This month’s recipe: roasted beet and arugula salad courtesy of Robert van Rijsbergen, corporate executive chef at Azamara Club Cruises
2 medium sized butternut squash, seeded, cubed
2 large carrots, cubed
1 tablespoon olive oil
1 tablespoon honey
Salt and pepper
5 beetroot, roasted and peeled
10 white grapes, pitted, skin off
40 pecan halves
30 red radish, thinly sliced
1 cup ricotta cheese
Roasted butternut squash seeds
4 decilitres extra virgin olive oil
4 decilitres vegetable oil
2 tablespoons Dijon mustard
2 decilitres white wine vinegar
30g parsley, chive, chervil,
tarragon, finely chopped
2 pieces garlic gloves, finely chopped
Salt and pepper
- To prepare the butternut squash, blanche the carrots in salt water until soft, set aside. Preheat oven to 180C. Place squash in a large shallow baking dish. Drizzle with butter and toss to coat. Cover with parchment-lined foil. Transfer to oven, and cook until tender, roughly 25 to 30 minutes.

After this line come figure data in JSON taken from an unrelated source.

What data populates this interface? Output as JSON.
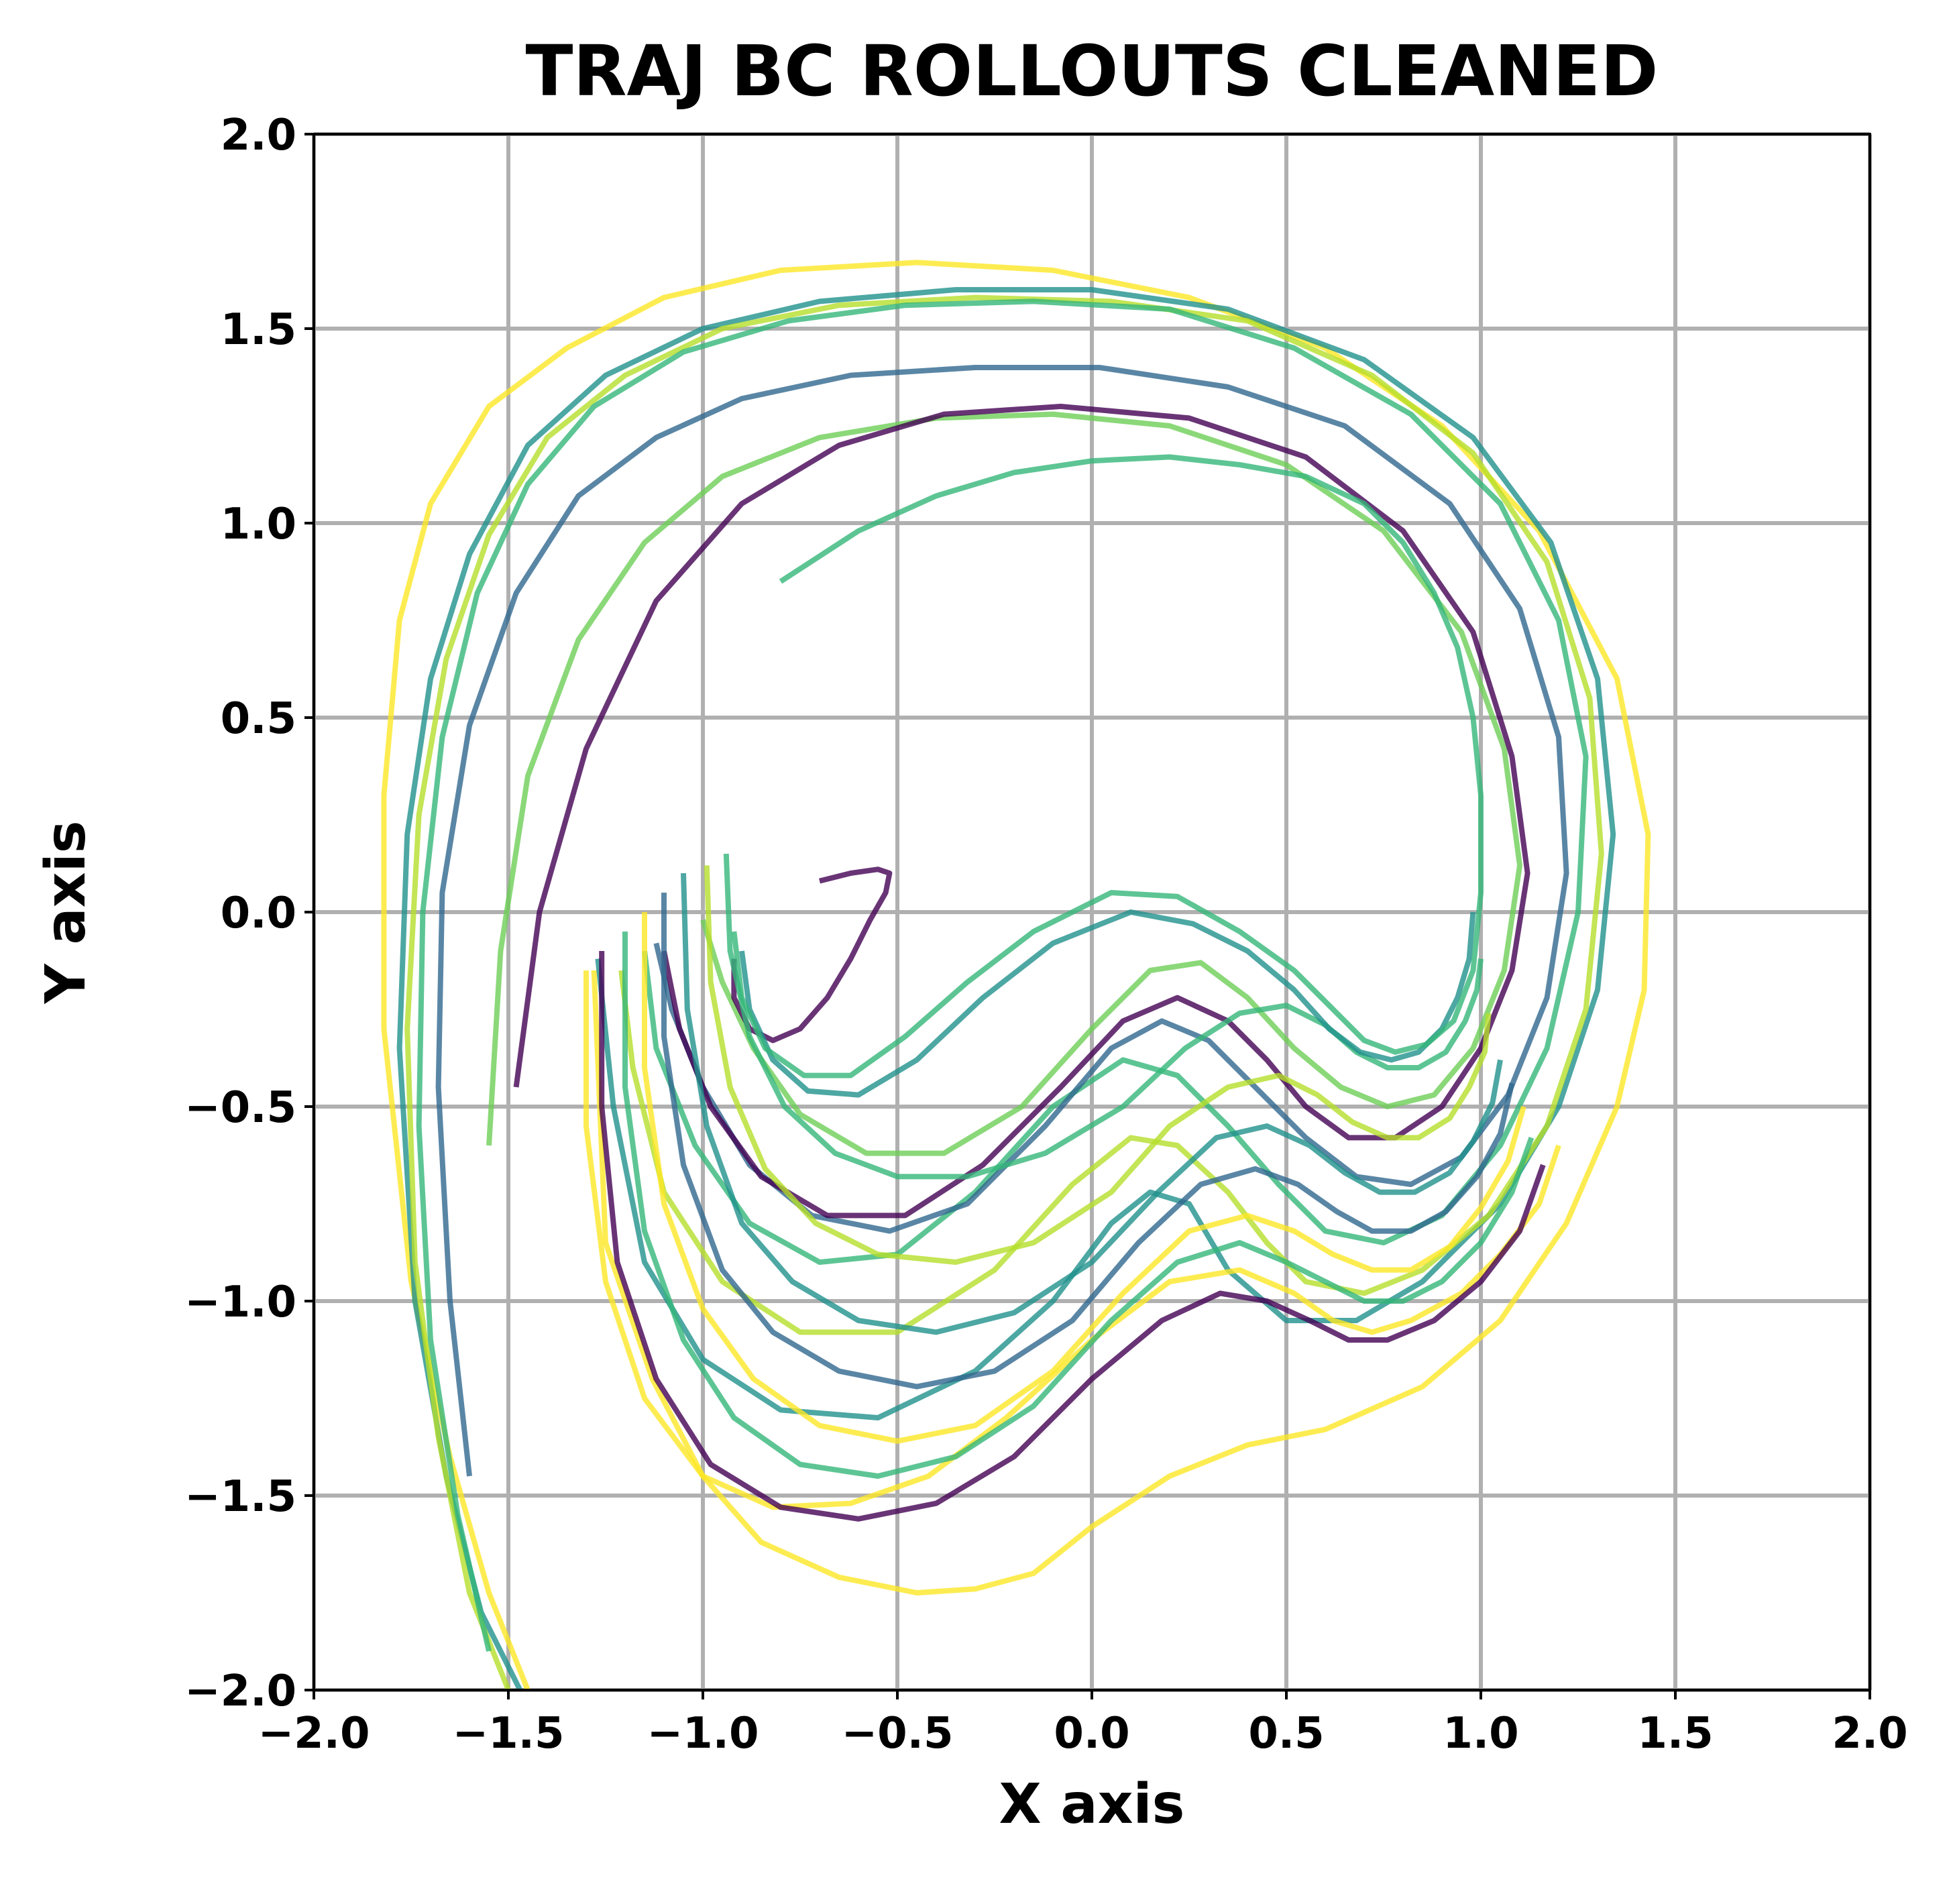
{
  "chart_data": {
    "type": "line",
    "title": "TRAJ BC ROLLOUTS CLEANED",
    "xlabel": "X axis",
    "ylabel": "Y axis",
    "xlim": [
      -2.0,
      2.0
    ],
    "ylim": [
      -2.0,
      2.0
    ],
    "xticks": [
      "−2.0",
      "−1.5",
      "−1.0",
      "−0.5",
      "0.0",
      "0.5",
      "1.0",
      "1.5",
      "2.0"
    ],
    "yticks": [
      "−2.0",
      "−1.5",
      "−1.0",
      "−0.5",
      "0.0",
      "0.5",
      "1.0",
      "1.5",
      "2.0"
    ],
    "grid": true,
    "colormap": "viridis",
    "colors": {
      "purple": "#440154",
      "blue": "#31688e",
      "teal": "#21918c",
      "green": "#35b779",
      "lightgreen": "#6ece58",
      "lime": "#b5de2b",
      "yellow": "#fde725",
      "gold": "#e8b82a",
      "grid": "#b0b0b0"
    },
    "series": [
      {
        "color": "#fde725",
        "x": [
          -1.45,
          -1.55,
          -1.65,
          -1.75,
          -1.82,
          -1.82,
          -1.78,
          -1.7,
          -1.55,
          -1.35,
          -1.1,
          -0.8,
          -0.45,
          -0.1,
          0.25,
          0.6,
          0.9,
          1.15,
          1.35,
          1.43,
          1.42,
          1.35,
          1.22,
          1.05,
          0.85,
          0.6,
          0.4,
          0.2,
          0.0,
          -0.15,
          -0.3,
          -0.45,
          -0.65,
          -0.85,
          -1.0,
          -1.13,
          -1.25,
          -1.28
        ],
        "y": [
          -2.0,
          -1.75,
          -1.4,
          -0.95,
          -0.3,
          0.3,
          0.75,
          1.05,
          1.3,
          1.45,
          1.58,
          1.65,
          1.67,
          1.65,
          1.58,
          1.45,
          1.25,
          0.98,
          0.6,
          0.2,
          -0.2,
          -0.5,
          -0.8,
          -1.05,
          -1.22,
          -1.33,
          -1.37,
          -1.45,
          -1.58,
          -1.7,
          -1.74,
          -1.75,
          -1.71,
          -1.62,
          -1.45,
          -1.2,
          -0.85,
          -0.15
        ]
      },
      {
        "color": "#21918c",
        "x": [
          -1.47,
          -1.57,
          -1.66,
          -1.74,
          -1.78,
          -1.76,
          -1.7,
          -1.6,
          -1.45,
          -1.25,
          -1.0,
          -0.7,
          -0.35,
          0.0,
          0.35,
          0.7,
          0.98,
          1.18,
          1.3,
          1.34,
          1.3,
          1.2,
          1.05,
          0.85,
          0.68,
          0.5,
          0.35,
          0.25,
          0.15,
          0.05,
          -0.1,
          -0.3,
          -0.55,
          -0.8,
          -1.0,
          -1.15,
          -1.23,
          -1.27
        ],
        "y": [
          -2.0,
          -1.8,
          -1.45,
          -1.0,
          -0.35,
          0.2,
          0.6,
          0.92,
          1.2,
          1.38,
          1.5,
          1.57,
          1.6,
          1.6,
          1.55,
          1.42,
          1.22,
          0.95,
          0.6,
          0.2,
          -0.2,
          -0.5,
          -0.75,
          -0.95,
          -1.05,
          -1.05,
          -0.92,
          -0.75,
          -0.72,
          -0.8,
          -1.0,
          -1.18,
          -1.3,
          -1.28,
          -1.15,
          -0.9,
          -0.5,
          -0.12
        ]
      },
      {
        "color": "#b5de2b",
        "x": [
          -1.5,
          -1.6,
          -1.68,
          -1.74,
          -1.76,
          -1.73,
          -1.66,
          -1.55,
          -1.4,
          -1.2,
          -0.95,
          -0.65,
          -0.3,
          0.05,
          0.4,
          0.72,
          0.98,
          1.17,
          1.28,
          1.31,
          1.27,
          1.17,
          1.02,
          0.85,
          0.7,
          0.55,
          0.45,
          0.35,
          0.22,
          0.1,
          -0.05,
          -0.25,
          -0.5,
          -0.75,
          -0.95,
          -1.1,
          -1.18,
          -1.21
        ],
        "y": [
          -2.0,
          -1.75,
          -1.35,
          -0.9,
          -0.3,
          0.25,
          0.65,
          0.97,
          1.22,
          1.38,
          1.5,
          1.56,
          1.58,
          1.57,
          1.52,
          1.38,
          1.18,
          0.9,
          0.55,
          0.15,
          -0.25,
          -0.55,
          -0.78,
          -0.92,
          -0.98,
          -0.95,
          -0.85,
          -0.72,
          -0.6,
          -0.58,
          -0.7,
          -0.92,
          -1.08,
          -1.08,
          -0.95,
          -0.72,
          -0.4,
          -0.15
        ]
      },
      {
        "color": "#35b779",
        "x": [
          -1.55,
          -1.63,
          -1.7,
          -1.73,
          -1.72,
          -1.67,
          -1.58,
          -1.45,
          -1.28,
          -1.05,
          -0.78,
          -0.48,
          -0.15,
          0.2,
          0.52,
          0.82,
          1.05,
          1.2,
          1.27,
          1.25,
          1.17,
          1.05,
          0.9,
          0.75,
          0.6,
          0.48,
          0.35,
          0.22,
          0.08,
          -0.1,
          -0.3,
          -0.5,
          -0.7,
          -0.88,
          -1.02,
          -1.12,
          -1.15
        ],
        "y": [
          -1.9,
          -1.55,
          -1.1,
          -0.55,
          0.0,
          0.45,
          0.82,
          1.1,
          1.3,
          1.44,
          1.52,
          1.56,
          1.57,
          1.55,
          1.45,
          1.28,
          1.05,
          0.75,
          0.4,
          0.0,
          -0.35,
          -0.6,
          -0.78,
          -0.85,
          -0.82,
          -0.7,
          -0.55,
          -0.42,
          -0.38,
          -0.5,
          -0.72,
          -0.88,
          -0.9,
          -0.8,
          -0.6,
          -0.35,
          -0.1
        ]
      },
      {
        "color": "#31688e",
        "x": [
          -1.6,
          -1.65,
          -1.68,
          -1.67,
          -1.6,
          -1.48,
          -1.32,
          -1.12,
          -0.9,
          -0.62,
          -0.3,
          0.02,
          0.35,
          0.65,
          0.92,
          1.1,
          1.2,
          1.22,
          1.17,
          1.07,
          0.95,
          0.82,
          0.68,
          0.55,
          0.42,
          0.3,
          0.18,
          0.05,
          -0.12,
          -0.32,
          -0.52,
          -0.72,
          -0.88,
          -1.0,
          -1.08,
          -1.12
        ],
        "y": [
          -1.45,
          -1.0,
          -0.45,
          0.05,
          0.48,
          0.82,
          1.07,
          1.22,
          1.32,
          1.38,
          1.4,
          1.4,
          1.35,
          1.25,
          1.05,
          0.78,
          0.45,
          0.1,
          -0.22,
          -0.47,
          -0.63,
          -0.7,
          -0.68,
          -0.58,
          -0.45,
          -0.33,
          -0.28,
          -0.35,
          -0.55,
          -0.75,
          -0.82,
          -0.78,
          -0.65,
          -0.45,
          -0.25,
          -0.08
        ]
      },
      {
        "color": "#6ece58",
        "x": [
          -1.55,
          -1.52,
          -1.45,
          -1.32,
          -1.15,
          -0.95,
          -0.7,
          -0.4,
          -0.1,
          0.2,
          0.5,
          0.75,
          0.95,
          1.06,
          1.1,
          1.06,
          0.98,
          0.88,
          0.76,
          0.64,
          0.52,
          0.4,
          0.28,
          0.15,
          0.0,
          -0.18,
          -0.38,
          -0.58,
          -0.75,
          -0.87,
          -0.95,
          -1.0
        ],
        "y": [
          -0.6,
          -0.1,
          0.35,
          0.7,
          0.95,
          1.12,
          1.22,
          1.27,
          1.28,
          1.25,
          1.15,
          0.98,
          0.72,
          0.42,
          0.12,
          -0.15,
          -0.35,
          -0.47,
          -0.5,
          -0.45,
          -0.35,
          -0.22,
          -0.13,
          -0.15,
          -0.3,
          -0.5,
          -0.62,
          -0.62,
          -0.52,
          -0.35,
          -0.18,
          -0.02
        ]
      },
      {
        "color": "#440154",
        "x": [
          -1.48,
          -1.42,
          -1.3,
          -1.12,
          -0.9,
          -0.65,
          -0.38,
          -0.08,
          0.25,
          0.55,
          0.8,
          0.98,
          1.08,
          1.12,
          1.08,
          1.0,
          0.9,
          0.78,
          0.66,
          0.55,
          0.45,
          0.35,
          0.22,
          0.08,
          -0.08,
          -0.28,
          -0.48,
          -0.68,
          -0.85,
          -0.98,
          -1.06,
          -1.1
        ],
        "y": [
          -0.45,
          0.0,
          0.42,
          0.8,
          1.05,
          1.2,
          1.28,
          1.3,
          1.27,
          1.17,
          0.98,
          0.72,
          0.4,
          0.1,
          -0.15,
          -0.35,
          -0.5,
          -0.58,
          -0.58,
          -0.5,
          -0.38,
          -0.28,
          -0.22,
          -0.28,
          -0.45,
          -0.65,
          -0.78,
          -0.78,
          -0.68,
          -0.5,
          -0.3,
          -0.1
        ]
      },
      {
        "color": "#440154",
        "x": [
          -0.92,
          -0.92,
          -0.88,
          -0.82,
          -0.75,
          -0.68,
          -0.62,
          -0.57,
          -0.53,
          -0.52,
          -0.55,
          -0.62,
          -0.7
        ],
        "y": [
          -0.12,
          -0.22,
          -0.3,
          -0.33,
          -0.3,
          -0.22,
          -0.12,
          -0.02,
          0.05,
          0.1,
          0.11,
          0.1,
          0.08
        ]
      },
      {
        "color": "#fde725",
        "x": [
          -1.3,
          -1.3,
          -1.25,
          -1.15,
          -1.0,
          -0.82,
          -0.62,
          -0.42,
          -0.22,
          0.0,
          0.2,
          0.38,
          0.52,
          0.62,
          0.72,
          0.82,
          0.95,
          1.05,
          1.15,
          1.2
        ],
        "y": [
          -0.15,
          -0.55,
          -0.95,
          -1.25,
          -1.45,
          -1.53,
          -1.52,
          -1.45,
          -1.3,
          -1.1,
          -0.95,
          -0.92,
          -0.98,
          -1.05,
          -1.08,
          -1.05,
          -0.98,
          -0.88,
          -0.75,
          -0.6
        ]
      },
      {
        "color": "#440154",
        "x": [
          -1.26,
          -1.26,
          -1.22,
          -1.12,
          -0.98,
          -0.8,
          -0.6,
          -0.4,
          -0.2,
          0.0,
          0.18,
          0.33,
          0.45,
          0.56,
          0.66,
          0.76,
          0.88,
          1.0,
          1.1,
          1.16
        ],
        "y": [
          -0.1,
          -0.5,
          -0.9,
          -1.2,
          -1.42,
          -1.53,
          -1.56,
          -1.52,
          -1.4,
          -1.2,
          -1.05,
          -0.98,
          -1.0,
          -1.05,
          -1.1,
          -1.1,
          -1.05,
          -0.95,
          -0.82,
          -0.65
        ]
      },
      {
        "color": "#35b779",
        "x": [
          -1.2,
          -1.2,
          -1.15,
          -1.05,
          -0.92,
          -0.75,
          -0.55,
          -0.35,
          -0.15,
          0.05,
          0.22,
          0.38,
          0.5,
          0.6,
          0.7,
          0.8,
          0.9,
          1.0,
          1.08,
          1.13
        ],
        "y": [
          -0.05,
          -0.45,
          -0.82,
          -1.1,
          -1.3,
          -1.42,
          -1.45,
          -1.4,
          -1.27,
          -1.05,
          -0.9,
          -0.85,
          -0.9,
          -0.95,
          -1.0,
          -1.0,
          -0.95,
          -0.85,
          -0.72,
          -0.58
        ]
      },
      {
        "color": "#fde725",
        "x": [
          -1.15,
          -1.15,
          -1.1,
          -1.0,
          -0.87,
          -0.7,
          -0.5,
          -0.3,
          -0.1,
          0.08,
          0.25,
          0.4,
          0.52,
          0.62,
          0.72,
          0.82,
          0.92,
          1.0,
          1.07,
          1.11
        ],
        "y": [
          0.0,
          -0.4,
          -0.75,
          -1.02,
          -1.2,
          -1.32,
          -1.36,
          -1.32,
          -1.18,
          -0.98,
          -0.82,
          -0.78,
          -0.82,
          -0.88,
          -0.92,
          -0.92,
          -0.86,
          -0.76,
          -0.64,
          -0.5
        ]
      },
      {
        "color": "#31688e",
        "x": [
          -1.1,
          -1.1,
          -1.05,
          -0.95,
          -0.82,
          -0.65,
          -0.45,
          -0.25,
          -0.05,
          0.12,
          0.28,
          0.42,
          0.53,
          0.63,
          0.72,
          0.82,
          0.91,
          0.99,
          1.05,
          1.08
        ],
        "y": [
          0.05,
          -0.32,
          -0.65,
          -0.92,
          -1.08,
          -1.18,
          -1.22,
          -1.18,
          -1.05,
          -0.85,
          -0.7,
          -0.66,
          -0.7,
          -0.77,
          -0.82,
          -0.82,
          -0.77,
          -0.68,
          -0.57,
          -0.44
        ]
      },
      {
        "color": "#21918c",
        "x": [
          -1.05,
          -1.04,
          -0.99,
          -0.9,
          -0.77,
          -0.6,
          -0.4,
          -0.2,
          0.0,
          0.17,
          0.32,
          0.45,
          0.56,
          0.65,
          0.74,
          0.83,
          0.92,
          0.98,
          1.03,
          1.05
        ],
        "y": [
          0.1,
          -0.25,
          -0.55,
          -0.8,
          -0.95,
          -1.05,
          -1.08,
          -1.03,
          -0.9,
          -0.72,
          -0.58,
          -0.55,
          -0.6,
          -0.67,
          -0.72,
          -0.72,
          -0.67,
          -0.59,
          -0.49,
          -0.38
        ]
      },
      {
        "color": "#b5de2b",
        "x": [
          -0.99,
          -0.98,
          -0.93,
          -0.84,
          -0.71,
          -0.55,
          -0.35,
          -0.15,
          0.05,
          0.2,
          0.35,
          0.48,
          0.58,
          0.67,
          0.76,
          0.84,
          0.92,
          0.97,
          1.01,
          1.02
        ],
        "y": [
          0.12,
          -0.18,
          -0.45,
          -0.66,
          -0.8,
          -0.88,
          -0.9,
          -0.85,
          -0.72,
          -0.55,
          -0.45,
          -0.42,
          -0.47,
          -0.54,
          -0.58,
          -0.58,
          -0.53,
          -0.45,
          -0.36,
          -0.26
        ]
      },
      {
        "color": "#35b779",
        "x": [
          -0.94,
          -0.93,
          -0.88,
          -0.79,
          -0.66,
          -0.5,
          -0.32,
          -0.12,
          0.08,
          0.24,
          0.38,
          0.5,
          0.6,
          0.68,
          0.76,
          0.84,
          0.91,
          0.96,
          0.99,
          1.0
        ],
        "y": [
          0.15,
          -0.1,
          -0.32,
          -0.5,
          -0.62,
          -0.68,
          -0.68,
          -0.62,
          -0.5,
          -0.35,
          -0.26,
          -0.24,
          -0.29,
          -0.36,
          -0.4,
          -0.4,
          -0.36,
          -0.28,
          -0.2,
          -0.12
        ]
      },
      {
        "color": "#21918c",
        "x": [
          -0.9,
          -0.88,
          -0.82,
          -0.73,
          -0.6,
          -0.45,
          -0.28,
          -0.1,
          0.1,
          0.26,
          0.4,
          0.52,
          0.61,
          0.69,
          0.77,
          0.84,
          0.9,
          0.94,
          0.97,
          0.98
        ],
        "y": [
          -0.1,
          -0.25,
          -0.38,
          -0.46,
          -0.47,
          -0.38,
          -0.22,
          -0.08,
          0.0,
          -0.03,
          -0.1,
          -0.2,
          -0.3,
          -0.36,
          -0.38,
          -0.36,
          -0.3,
          -0.22,
          -0.12,
          0.0
        ]
      },
      {
        "color": "#35b779",
        "x": [
          -0.92,
          -0.9,
          -0.84,
          -0.74,
          -0.62,
          -0.48,
          -0.32,
          -0.15,
          0.05,
          0.22,
          0.38,
          0.52,
          0.62,
          0.7,
          0.78,
          0.86,
          0.93,
          0.98,
          1.0,
          1.0,
          0.98,
          0.94,
          0.88,
          0.8,
          0.7,
          0.55,
          0.38,
          0.2,
          0.0,
          -0.2,
          -0.4,
          -0.6,
          -0.8
        ],
        "y": [
          -0.05,
          -0.22,
          -0.35,
          -0.42,
          -0.42,
          -0.32,
          -0.18,
          -0.05,
          0.05,
          0.04,
          -0.05,
          -0.15,
          -0.25,
          -0.33,
          -0.36,
          -0.34,
          -0.28,
          -0.15,
          0.05,
          0.3,
          0.5,
          0.68,
          0.82,
          0.95,
          1.05,
          1.12,
          1.15,
          1.17,
          1.16,
          1.13,
          1.07,
          0.98,
          0.85
        ]
      }
    ]
  }
}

- Meanwhile, clean seeds and transfer to a small baking sheet; bake until dried out. When dried, cook in one tablespoon olive oil in a medium skillet until golden. Season with salt and pepper. Transfer to a parchment paper-lined baking sheet, and let stand until cool. Using an immersion blender or working in batches in a blender, puree squash and cooked carrots until smooth. Stir in honey, salt and nutmeg. Transfer to a serving bowl, set aside and keep cool. Keep the roasted seeds as garnish.
- To prepare the beetroot, place the washed beetroot on a baking tray and bake in a oven at 160C until cooked. Set aside, cool down and remove skin. Cut in half, then in quarters.
- To prepare the dressing, put the mustard in a bowl and add salt, pepper and the garlic. Then add the vinegar and both oils. Stir slowly.
Add the fresh herbs and oregano and a little sugar when needed.
- To finish the plate, place all ingredients as per the picture above and you’re ready to serve. This should be enough to serve 10 people.